In den Län­dern selbst bemü­hen sich Frei­wil­lige darum, Flücht­lin­gen ein Gefühl der Gebor­gen­heit zu ver­mit­teln und nehmen von der distan­zier­ten Hal­tung ihrer Regie­run­gen Abstand. Gerade Berlin hat sich zu einer wahren Flücht­lings­stadt ent­wi­ckelt: Viele Men­schen sam­meln Klei­der, Lebens­mit­tel oder Schul­sa­chen und ver­tei­len sie an Bedürf­tige. Mitt­ler­weile stel­len Pri­vat­leute via Face­book ihre Woh­nun­gen als Schlaf­plätze zur Ver­fü­gung. So weit das Auge reicht, über­all liest man »Refu­gees Welcome«.

Natür­lich sind nicht alle posi­tiv gestimmt und man hört immer wieder Stim­men wie »Sie nehmen uns die Arbeits­plätze weg« oder »Wären die Flücht­linge nicht, hätten wir mehr Geld für unsere Stadt«. Erst kürz­lich hat Gregor Gysi auf der Bür­ger­pres­se­kon­fe­renz gesagt: »Als wir weni­ger Flücht­linge hatten, ging es Ihnen da besser? … Nein … so ist der Bun­des­tag nicht, der ver­teilt nicht, weil plötz­lich weni­ger Arme da sind, das Geld an die übrig blei­ben­den Armen!« Und so ist es auch mit den Flüchtlingen.

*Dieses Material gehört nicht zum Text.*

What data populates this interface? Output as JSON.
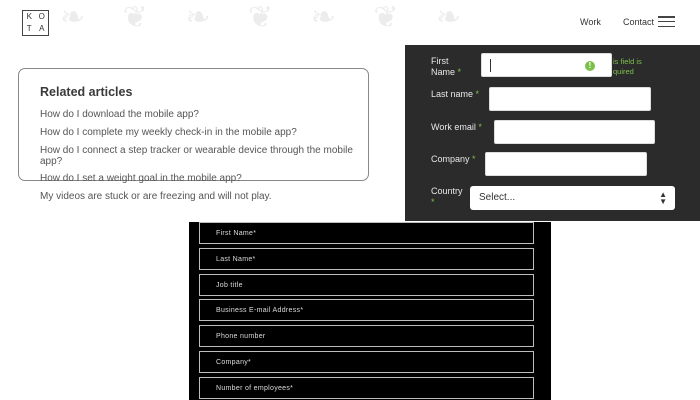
{
  "header": {
    "logo_letters": [
      "K",
      "O",
      "T",
      "A"
    ],
    "nav": {
      "work": "Work",
      "contact": "Contact"
    }
  },
  "related": {
    "title": "Related articles",
    "articles": [
      "How do I download the mobile app?",
      "How do I complete my weekly check-in in the mobile app?",
      "How do I connect a step tracker or wearable device through the mobile app?",
      "How do I set a weight goal in the mobile app?",
      "My videos are stuck or are freezing and will not play."
    ]
  },
  "dark_form": {
    "fields": [
      {
        "label": "First Name",
        "required": "*"
      },
      {
        "label": "Last name",
        "required": "*"
      },
      {
        "label": "Work email",
        "required": "*"
      },
      {
        "label": "Company",
        "required": "*"
      },
      {
        "label": "Country",
        "required": "*"
      }
    ],
    "warn_icon": "!",
    "error_text": "is field is quired",
    "country_select": {
      "value": "Select..."
    },
    "accent": "#7cc04a"
  },
  "black_form": {
    "fields": [
      "First Name*",
      "Last Name*",
      "Job title",
      "Business E-mail Address*",
      "Phone number",
      "Company*",
      "Number of employees*"
    ]
  }
}
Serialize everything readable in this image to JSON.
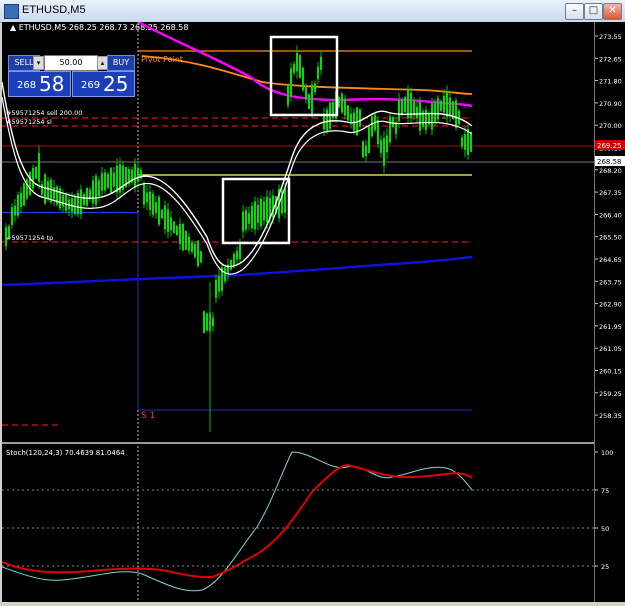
{
  "window": {
    "title": "ETHUSD,M5",
    "buttons": {
      "minimize": "–",
      "maximize": "□",
      "close": "✕"
    },
    "icon": "chart-window-icon"
  },
  "trade_panel": {
    "sell_label": "SELL",
    "buy_label": "BUY",
    "lot": "50.00",
    "sell_small": "268",
    "sell_big": "58",
    "buy_small": "269",
    "buy_big": "25",
    "stepper_down": "▾",
    "stepper_up": "▴"
  },
  "main_chart": {
    "header": "▲ ETHUSD,M5  268.25 268.73 268.25 268.58",
    "labels": {
      "pivot": "Pivot Point",
      "s1": "S 1",
      "sell_order": "#59571254 sell 200.00",
      "sl": "#59571254 sl",
      "tp": "#59571254 tp"
    },
    "price_axis": [
      "273.55",
      "272.65",
      "271.80",
      "270.90",
      "270.00",
      "269.10",
      "268.20",
      "267.35",
      "266.40",
      "265.50",
      "264.65",
      "263.75",
      "262.90",
      "261.95",
      "261.05",
      "260.15",
      "259.25",
      "258.35"
    ],
    "current_price_tag": "268.58",
    "sell_price_tag": "269.25",
    "colors": {
      "candles": "#00e000",
      "pivot": "#ff8c1a",
      "ma_magenta": "#ff00ff",
      "ma_blue": "#0000e0",
      "ma_white": "#ffffff",
      "order_line": "#ff0000"
    }
  },
  "stoch_panel": {
    "header": "Stoch(120,24,3) 70.4639 81.0464",
    "axis": [
      "100",
      "75",
      "50",
      "25",
      "0"
    ],
    "colors": {
      "main": "#7fd6d6",
      "signal": "#e00000"
    }
  }
}
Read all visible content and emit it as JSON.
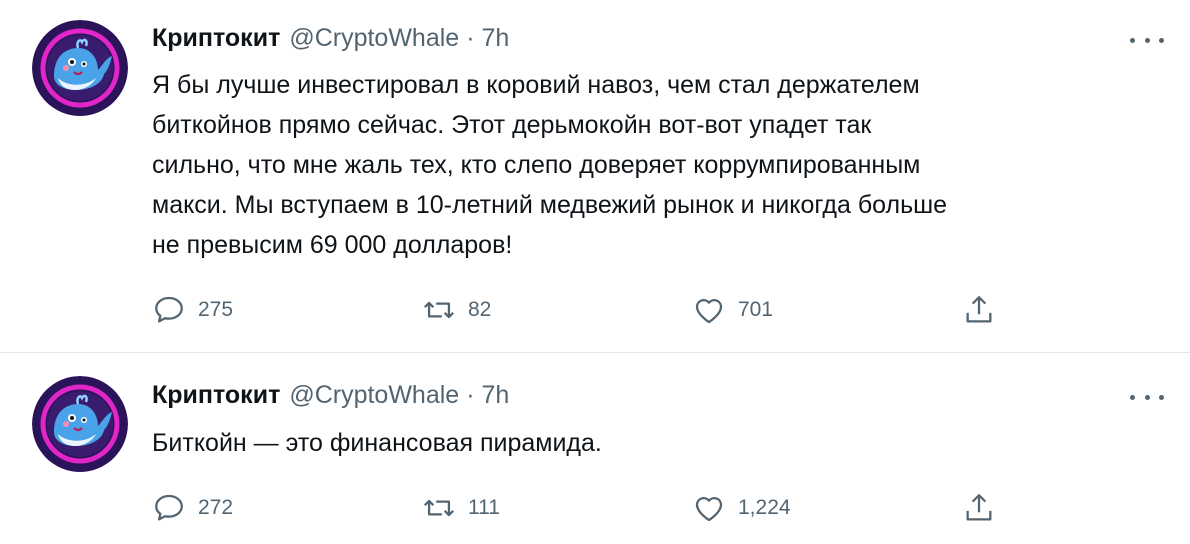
{
  "tweets": [
    {
      "author_name": "Криптокит",
      "handle": "@CryptoWhale",
      "separator": "·",
      "time": "7h",
      "text": "Я бы лучше инвестировал в коровий навоз, чем стал держателем\nбиткойнов прямо сейчас. Этот дерьмокойн вот-вот упадет так\nсильно, что мне жаль тех, кто слепо доверяет коррумпированным\nмакси. Мы вступаем в 10-летний медвежий рынок и никогда больше\nне превысим 69 000 долларов!",
      "replies": "275",
      "retweets": "82",
      "likes": "701"
    },
    {
      "author_name": "Криптокит",
      "handle": "@CryptoWhale",
      "separator": "·",
      "time": "7h",
      "text": "Биткойн — это финансовая пирамида.",
      "replies": "272",
      "retweets": "111",
      "likes": "1,224"
    }
  ],
  "icons": {
    "reply": "reply-icon",
    "retweet": "retweet-icon",
    "like": "like-icon",
    "share": "share-icon",
    "more": "more-icon",
    "avatar": "whale-avatar"
  },
  "colors": {
    "text_primary": "#0f1419",
    "text_secondary": "#536471",
    "divider": "#e1e8ed",
    "avatar_bg": "#2b1359",
    "avatar_ring": "#e026c9",
    "whale": "#4aa3e8"
  }
}
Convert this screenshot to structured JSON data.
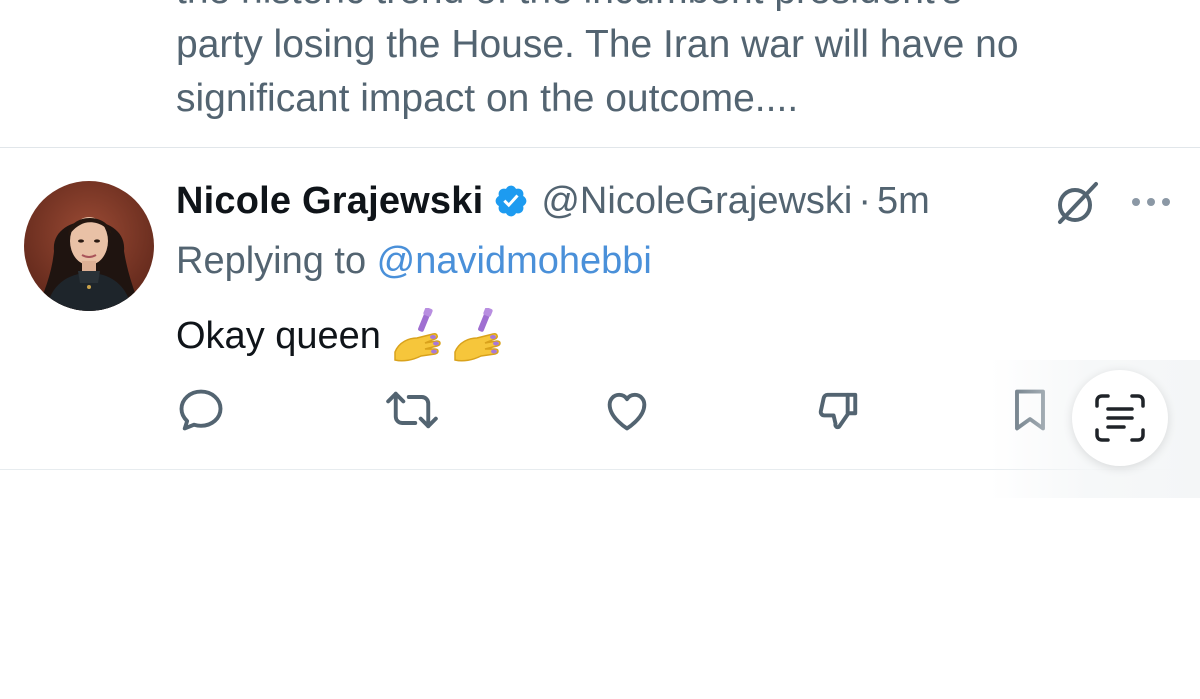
{
  "previous_tweet": {
    "text_lines": [
      "the historic trend of the incumbent president's",
      "party losing the House. The Iran war will have no",
      "significant impact on the outcome...."
    ]
  },
  "tweet": {
    "display_name": "Nicole Grajewski",
    "handle": "@NicoleGrajewski",
    "separator": "·",
    "time": "5m",
    "replying_prefix": "Replying to ",
    "replying_to": "@navidmohebbi",
    "body": "Okay queen",
    "emojis": [
      "nail-polish-emoji",
      "nail-polish-emoji"
    ]
  },
  "icons": {
    "verified": "verified-badge-icon",
    "grok": "grok-icon",
    "more": "more-options-icon",
    "reply": "reply-icon",
    "retweet": "retweet-icon",
    "like": "like-icon",
    "dislike": "dislike-icon",
    "bookmark": "bookmark-icon",
    "scan": "text-scan-icon"
  },
  "colors": {
    "primary_text": "#0f1419",
    "secondary_text": "#536471",
    "accent": "#1d9bf0",
    "mention": "#4a90d9",
    "divider": "#e1e6ea"
  }
}
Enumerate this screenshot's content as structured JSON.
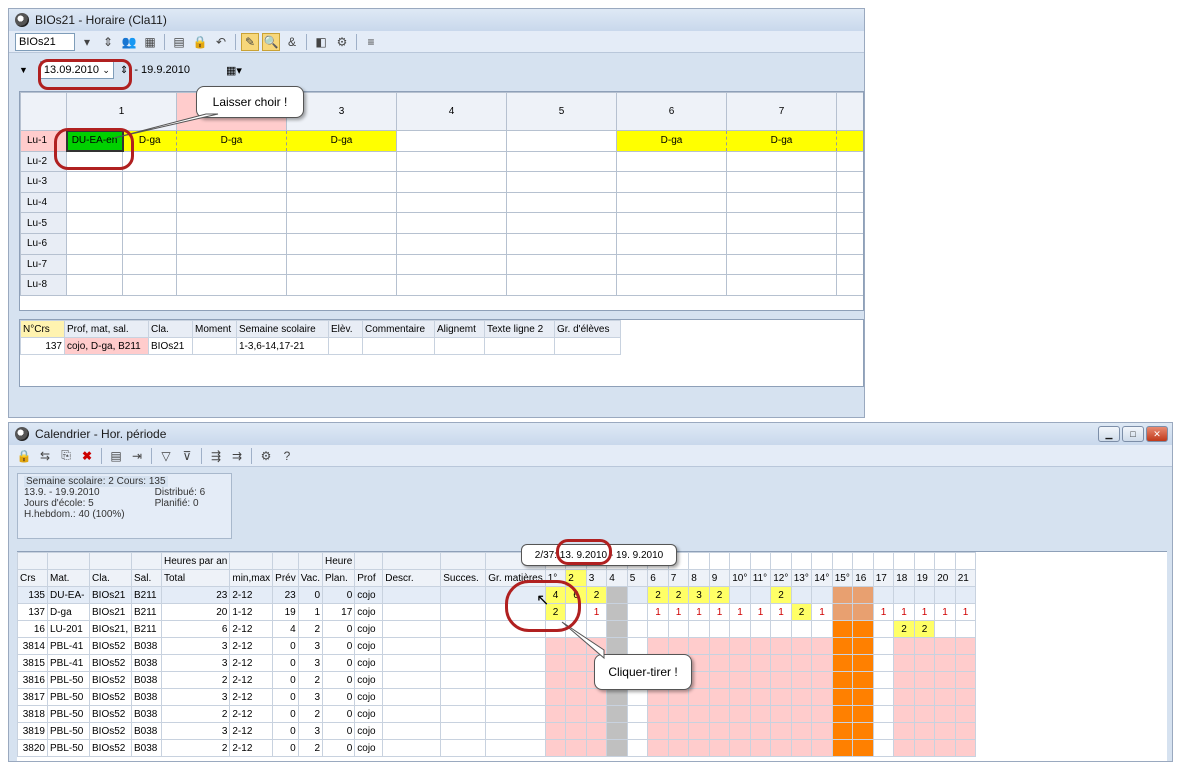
{
  "top_window": {
    "title": "BIOs21 -  Horaire  (Cla11)",
    "class_combo": "BIOs21",
    "date_from": "13.09.2010",
    "date_to": "- 19.9.2010",
    "period_headers": [
      "1",
      "2",
      "3",
      "4",
      "5",
      "6",
      "7"
    ],
    "row_labels": [
      "Lu-1",
      "Lu-2",
      "Lu-3",
      "Lu-4",
      "Lu-5",
      "Lu-6",
      "Lu-7",
      "Lu-8"
    ],
    "cells_row1": [
      "DU-EA-en",
      "D-ga",
      "D-ga",
      "D-ga",
      "",
      "",
      "D-ga",
      "D-ga"
    ],
    "detail_headers": [
      "N°Crs",
      "Prof, mat, sal.",
      "Cla.",
      "Moment",
      "Semaine scolaire",
      "Elèv.",
      "Commentaire",
      "Alignemt",
      "Texte ligne 2",
      "Gr. d'élèves"
    ],
    "detail_row": [
      "137",
      "cojo, D-ga, B211",
      "BIOs21",
      "",
      "1-3,6-14,17-21",
      "",
      "",
      "",
      "",
      ""
    ]
  },
  "callouts": {
    "drop": "Laisser choir !",
    "drag": "Cliquer-tirer !"
  },
  "bottom_window": {
    "title": "Calendrier - Hor. période",
    "info": {
      "header": "Semaine scolaire: 2  Cours: 135",
      "range": "13.9. - 19.9.2010",
      "school_days": "Jours d'école: 5",
      "weekly_hours": "H.hebdom.: 40 (100%)",
      "distributed": "Distribué: 6",
      "planned": "Planifié: 0"
    },
    "group_headers": {
      "heures": "Heures par an",
      "heure": "Heure",
      "h": "H."
    },
    "tooltip": "2/37: 13. 9.2010 - 19. 9.2010",
    "columns": [
      "Crs",
      "Mat.",
      "Cla.",
      "Sal.",
      "Total",
      "min,max",
      "Prév",
      "Vac.",
      "Plan.",
      "Prof",
      "Descr.",
      "Succes.",
      "Gr. matières"
    ],
    "weeks": [
      "1°",
      "2",
      "3",
      "4",
      "5",
      "6",
      "7",
      "8",
      "9",
      "10°",
      "11°",
      "12°",
      "13°",
      "14°",
      "15°",
      "16",
      "17",
      "18",
      "19",
      "20",
      "21"
    ],
    "rows": [
      [
        "135",
        "DU-EA-",
        "BIOs21",
        "B211",
        "23",
        "2-12",
        "23",
        "0",
        "0",
        "cojo"
      ],
      [
        "137",
        "D-ga",
        "BIOs21",
        "B211",
        "20",
        "1-12",
        "19",
        "1",
        "17",
        "cojo"
      ],
      [
        "16",
        "LU-201",
        "BIOs21,",
        "B211",
        "6",
        "2-12",
        "4",
        "2",
        "0",
        "cojo"
      ],
      [
        "3814",
        "PBL-41",
        "BIOs52",
        "B038",
        "3",
        "2-12",
        "0",
        "3",
        "0",
        "cojo"
      ],
      [
        "3815",
        "PBL-41",
        "BIOs52",
        "B038",
        "3",
        "2-12",
        "0",
        "3",
        "0",
        "cojo"
      ],
      [
        "3816",
        "PBL-50",
        "BIOs52",
        "B038",
        "2",
        "2-12",
        "0",
        "2",
        "0",
        "cojo"
      ],
      [
        "3817",
        "PBL-50",
        "BIOs52",
        "B038",
        "3",
        "2-12",
        "0",
        "3",
        "0",
        "cojo"
      ],
      [
        "3818",
        "PBL-50",
        "BIOs52",
        "B038",
        "2",
        "2-12",
        "0",
        "2",
        "0",
        "cojo"
      ],
      [
        "3819",
        "PBL-50",
        "BIOs52",
        "B038",
        "3",
        "2-12",
        "0",
        "3",
        "0",
        "cojo"
      ],
      [
        "3820",
        "PBL-50",
        "BIOs52",
        "B038",
        "2",
        "2-12",
        "0",
        "2",
        "0",
        "cojo"
      ]
    ],
    "row135_weeks": [
      "4",
      "6",
      "2",
      "",
      "",
      "2",
      "2",
      "3",
      "2",
      "",
      "",
      "2",
      "",
      "",
      "",
      "",
      "",
      "",
      "",
      "",
      ""
    ],
    "row137_weeks": [
      "2",
      "",
      "1",
      "",
      "",
      "1",
      "1",
      "1",
      "1",
      "1",
      "1",
      "1",
      "2",
      "1",
      "",
      "",
      "1",
      "1",
      "1",
      "1",
      "1"
    ],
    "row16_weeks": [
      "",
      "",
      "",
      "",
      "",
      "",
      "",
      "",
      "",
      "",
      "",
      "",
      "",
      "",
      "",
      "",
      "",
      "2",
      "2",
      "",
      ""
    ]
  }
}
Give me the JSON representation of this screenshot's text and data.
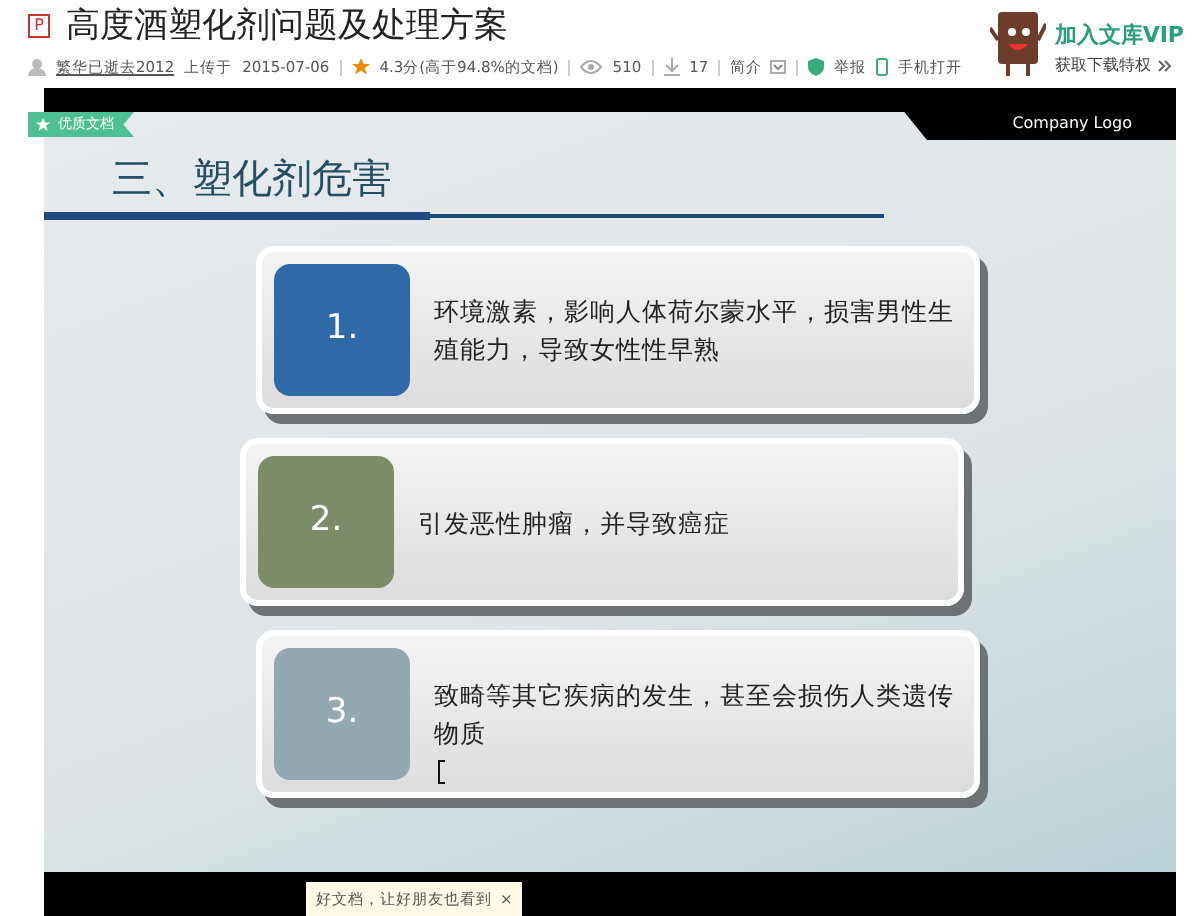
{
  "document": {
    "file_type": "P",
    "title": "高度酒塑化剂问题及处理方案",
    "uploader": "繁华已逝去2012",
    "uploaded_label": "上传于",
    "date": "2015-07-06",
    "rating": "4.3分(高于94.8%的文档)",
    "views": "510",
    "downloads": "17",
    "intro": "简介",
    "report": "举报",
    "mobile": "手机打开"
  },
  "vip": {
    "title": "加入文库VIP",
    "subtitle": "获取下载特权"
  },
  "badge": "优质文档",
  "slide": {
    "logo": "Company Logo",
    "heading": "三、塑化剂危害",
    "items": [
      {
        "number": "1.",
        "text": "环境激素，影响人体荷尔蒙水平，损害男性生殖能力，导致女性性早熟",
        "color": "#2f6aa6"
      },
      {
        "number": "2.",
        "text": "引发恶性肿瘤，并导致癌症",
        "color": "#7d8c68"
      },
      {
        "number": "3.",
        "text": "致畸等其它疾病的发生，甚至会损伤人类遗传物质",
        "color": "#93a9b2"
      }
    ]
  },
  "share_tip": {
    "text": "好文档，让好朋友也看到",
    "close": "×"
  }
}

Bestimmt wird es immer Aus­nah­men geben, aber man muss sich im Klaren sein, dass die Mehr­heit der poli­ti­schen Flücht­linge nicht frei­wil­lig in Deutsch­land ist und schon gar nicht des Geldes wegen. Flücht­ling ist nicht gleich Migrant. Diese Leute muss­ten ihre Heimat ver­las­sen, das Land, in dem sie sich bereits ein Leben auf­ge­baut, gear­bei­tet oder stu­diert hatten. Sie hatten ein Leben wie du und ich. Dort war ihre Zukunft. Sie woll­ten nicht zu uns kommen. Sie mussten.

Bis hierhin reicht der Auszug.